Every child deserves the chance for a good, individualized education that can prepare him or her for a job and a bright future. What is sorely needed in education policy is not rigid federal government control but parent and student choice. Federal government intervention in elementary and secondary education has been growing for over half a century, during which time education spending has skyrocketed (on a per-student basis, federal spending on K-12 education has nearly tripled in real terms since 1970) and programs and regulations have ballooned. Yet the current public school system is failing far too many parents in terms of school satisfaction and far too many children in terms of student academic performance and outcomes. All parents deserve to send their children to the school or educational provider of their choice.
Conservatives are winning the debate on school choice at the state and local levels. Reforms adopted by states and school districts across the country increasingly reflect positive outlooks for K-12 education. More than half of states have created options for parents in recognition that choice (rather than monopolistic residential assignment schooling) provides better opportunities for all families, especially families with children with special needs.
Education Savings Accounts
As The Heritage Foundation notes, a growing body of literature finds that school choice is associated with parental satisfaction, student safety, academic achievement, and increased graduation rates. An innovative school choice financing option known as Education Savings Accounts (ESAs) has seen great success at the state level. Arizona was the first state to establish ESAs: every quarter since 2011, the state government has deposited up to 90 percent of the base support level of state funding into a parent-controlled ESA for eligible students. Parents can then use that money to pay for a variety of educational options including private-school tuition, private tutoring, special education services, homeschooling expenses, textbooks, and virtual education, enabling them to customize an education for their child’s unique needs. Parents may also roll over funds from year to year, and they can use the money to invest in college savings plans to pay for college tuition in the future.

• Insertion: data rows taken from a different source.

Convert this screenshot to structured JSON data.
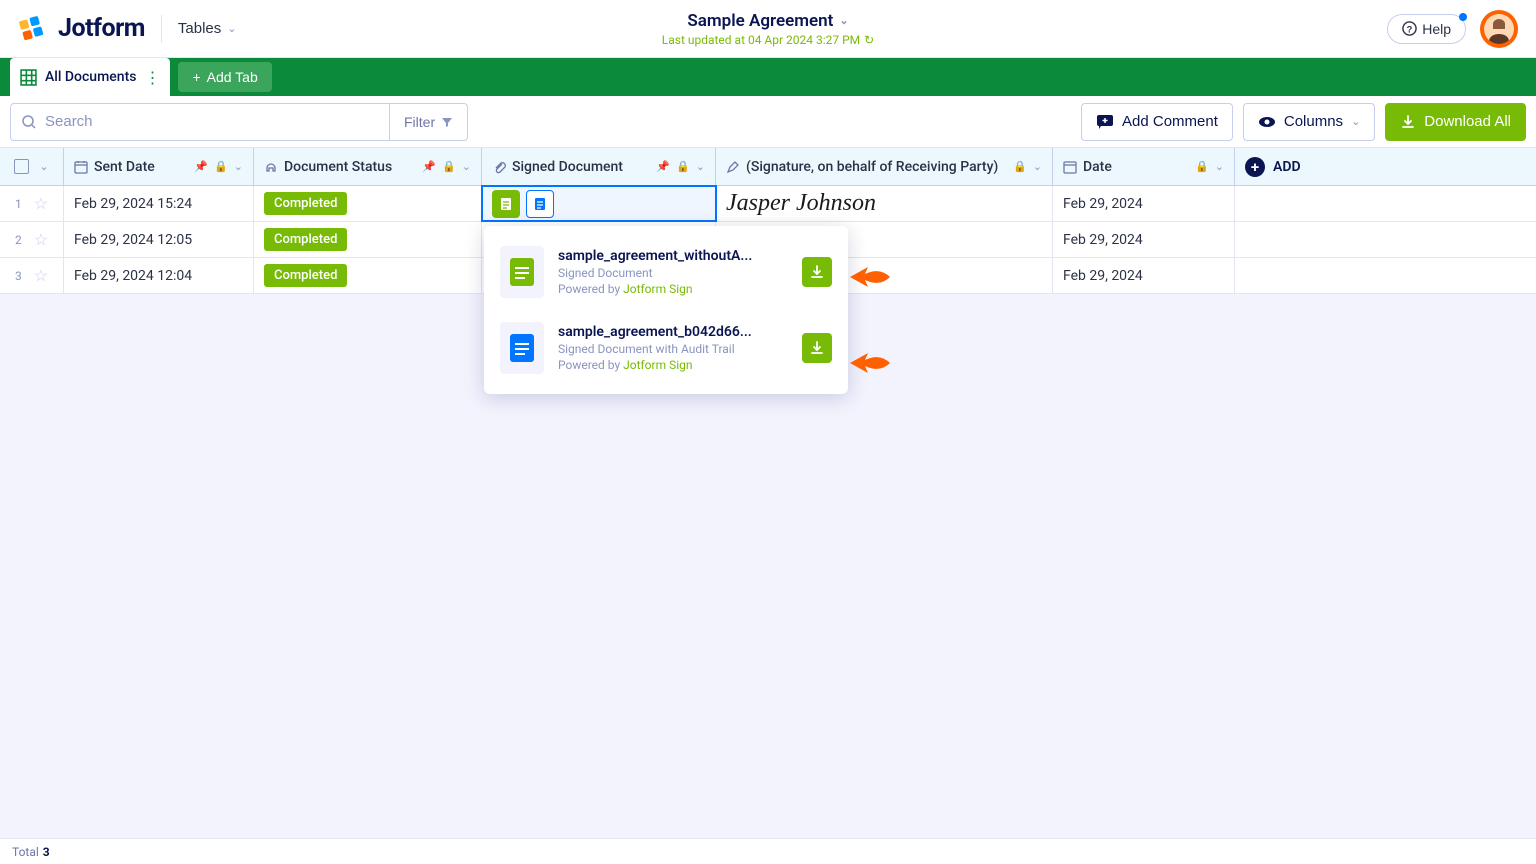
{
  "header": {
    "logo_text": "Jotform",
    "tables_label": "Tables",
    "doc_title": "Sample Agreement",
    "last_updated": "Last updated at 04 Apr 2024 3:27 PM",
    "help_label": "Help"
  },
  "tabs": {
    "active_label": "All Documents",
    "add_tab_label": "Add Tab"
  },
  "toolbar": {
    "search_placeholder": "Search",
    "filter_label": "Filter",
    "add_comment_label": "Add Comment",
    "columns_label": "Columns",
    "download_all_label": "Download All"
  },
  "columns": {
    "sent_date": "Sent Date",
    "document_status": "Document Status",
    "signed_document": "Signed Document",
    "signature": "(Signature, on behalf of Receiving Party)",
    "date": "Date",
    "add": "ADD"
  },
  "rows": [
    {
      "num": "1",
      "sent": "Feb 29, 2024 15:24",
      "status": "Completed",
      "signature": "Jasper Johnson",
      "date": "Feb 29, 2024"
    },
    {
      "num": "2",
      "sent": "Feb 29, 2024 12:05",
      "status": "Completed",
      "signature": "",
      "date": "Feb 29, 2024"
    },
    {
      "num": "3",
      "sent": "Feb 29, 2024 12:04",
      "status": "Completed",
      "signature": "",
      "date": "Feb 29, 2024"
    }
  ],
  "dropdown": {
    "items": [
      {
        "name": "sample_agreement_withoutA...",
        "sub": "Signed Document",
        "powered_prefix": "Powered by ",
        "powered_brand": "Jotform Sign",
        "icon": "green"
      },
      {
        "name": "sample_agreement_b042d66...",
        "sub": "Signed Document with Audit Trail",
        "powered_prefix": "Powered by ",
        "powered_brand": "Jotform Sign",
        "icon": "blue"
      }
    ]
  },
  "footer": {
    "total_label": "Total",
    "total_count": "3"
  }
}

The schooling options available to children of military families can play a significant role in whether a family accepts an assignment, even factoring into decisions to leave military service altogether. Yet more than half of all active-duty military families live in states with no school choice options at all. According to a recent survey, 35 percent of respondents said that dissatisfaction with their child’s education was a “significant factor” in their decision to remain in or leave military service. As noted in a Heritage Foundation report, the Pentagon’s changes to policy in 2016 enabling families to remain at duty stations for longer time periods was a direct response “to complaints by military parents who are loathe to move if the next duty station has poorly performing schools. Those complaints stem from the fact that military-connected children are too often assigned to the district schools closest in proximity to military bases, regardless of whether those schools meet their needs.
Providing education choice to families in uniform is a national security issue. Since the federal government has exclusive responsibility to provide for the national defense, the education of military connected children has a special place at the Department of Education. Congress should transition funding for a federal program known as the Impact Aid program into ESAs for children from military families. This would provide children of active-duty military families with education choice, while ensuring the federal program serves military families as well as they serve the nation. Since it pertains to the U.S. military, the Impact Aid program represents one of the few federal education programs that have a constitutional warrant. Instead of filtering its current $1.3 billion in federal funding to district schools, and then assigning students to those schools based on where their parents are stationed, Impact Aid dollars should be directed to military ESAs. A military family could then choose to use the account to pay for any education-related service, product, or provider that meets the specific needs of their child.
The U.S. military is primarily funded by the National Defense Authorization Act (NDAA), an annual bill that sets policies and budgets for the U.S. Department of Defense. This bill and the defense appropriations bill are Congress’s two annual major pieces of defense legislation. As mentioned above, Impact Aid pertains to the U.S. military and has a constitutional basis that should be funded as defense spending. The NDAA presents the best possible vehicle for this policy and its funding. Heritage Action and conservatives are dedicated to including Military ESAs on this year’s NDAA.